Allein die vorliegend im Vergleich erfolgte Titulierung der Geschäftsgebühr zu Lasten der Beklagten rechtfertigt eine Anrechnung noch nicht. Das folgt bereits daraus, dass nicht absehbar ist, ob der titulierte Anspruch überhaupt realisiert werden kann. Wären auf die titulierte Geschäftsgebühr Zahlungen unmittelbar an den Kläger erfolgt, wäre es der Landeskasse unbenommen geblieben, nach § 120 Abs. 4 Satz 1 und 2 ZPO vorzugehen und einen Teil der von der Landeskasse aufgebrachten Kosten von dem Kläger zurückzuverlangen.

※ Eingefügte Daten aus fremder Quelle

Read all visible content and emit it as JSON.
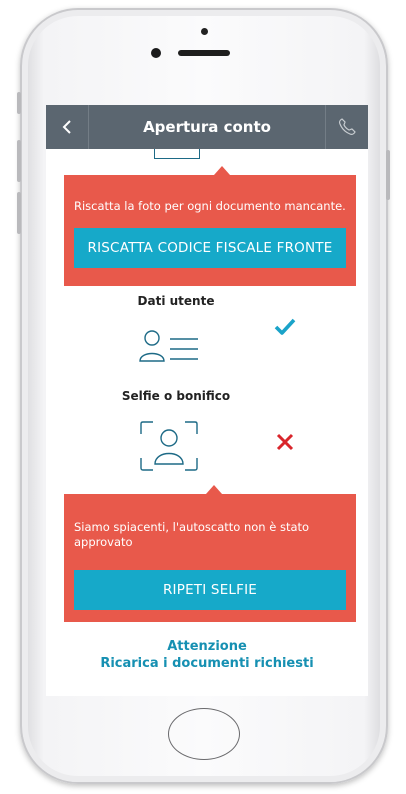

Dem mit den Anrechnungsvorschriften verfolgten Zweck der Vermeidung einer doppelten Vergütung des Rechtsanwalts für sich entsprechende außergerichtliche und gerichtliche Tätigkeit wird gegenüber dem Mandanten durch die Forderungssperre des § 122 Abs. 1 Nr. 3 ZPO genügt. Ein mit den Anrechnungsvorschriften bezweckter besonderer Schutz der Staatskasse lässt sich auch weder dem Wortlaut noch der Systematik der Vorschriften noch ihrer Entstehungsgeschichte oder den Gesetzesmaterialien entnehmen. Soweit auf die gewährte Prozesskostenhilfe Raten zu zahlen sind, steht eine Schädigung der Staatskasse ohnehin nicht zu befürchten8.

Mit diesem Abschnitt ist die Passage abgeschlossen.